Sony will present the research and video at an academic symposium in Long Beach, California, for the Society for Information Display this week, the Japanese electronics and entertainment company said in a release.
The display combines Sony's organic thin film transistor, or TFT, technology, which is required to make flexible displays, with another kind of technology called organic electroluminescent display, it said.
The latter technology is not as widespread for gadgets as the two main display technologies now on the market - liquid crystal displays and plasma display panels.
Although flat-panel TVs are getting slimmer, a display that's so thin it bends in a human hand marks a breakthrough.
Sony said plans for a commercial product using the technology were still undecided.
"In the future, it could get wrapped around a lamppost or a person's wrist, even worn as clothing," said Sony spokesman Chisato Kitsukawa. "Perhaps it can be put up like wallpaper."
Tatsuo Mori, professor at Nagoya University's Department of Electrical Engineering and Computer Science, said some hurdles remained, including making the display bigger, ensuring durability and cutting costs.
But the display's pliancy is extremely difficult to imitate with LCD and plasma screens, he said.
"To come up with a flexible screen at that image quality is groundbreaking," Mori said in a telephone interview. "You can drop it, and it won't break because it's as thin as paper."
Other companies, including LG. Philips LCD Co. and Seiko Epson Corp. are also working on a different kind of "electronic paper" technology, but Sony said its technology using the organic electroluminescent display delivers better color images and is more suited for video.
Sony President Ryoji Chubachi has said a film-like display is a major technology his company is working on to boost its status as a technological powerhouse.
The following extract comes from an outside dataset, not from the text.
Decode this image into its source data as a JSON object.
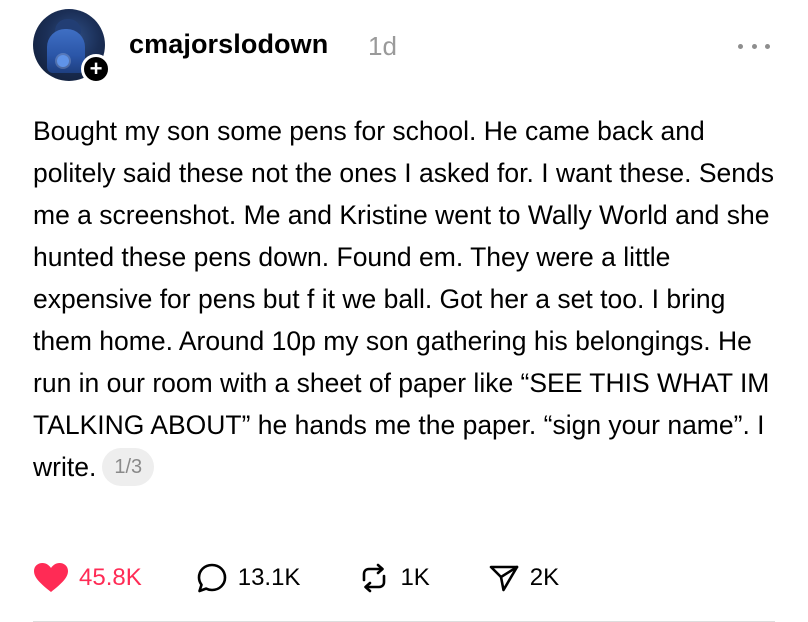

In a meeting with reporters more than a year ago, he boasted Sony was working on a technology for displays so thin it could be rolled up like paper, and that the world would stand up and take notice.
Some analysts have said Sony, which makes Walkman portable players and PlayStation 3 video game machines, had fallen behind rivals in flat-panel technology, including Samsung Electronics Co. of South Korea and Sharp Corp. of Japan.
But Sony has been marking a turnaround under Chubachi and Chief Executive Howard Stringer, the first foreigner to head Sony, including reducing jobs, shuttering unprofitable businesses and strengthening its flat TV offerings.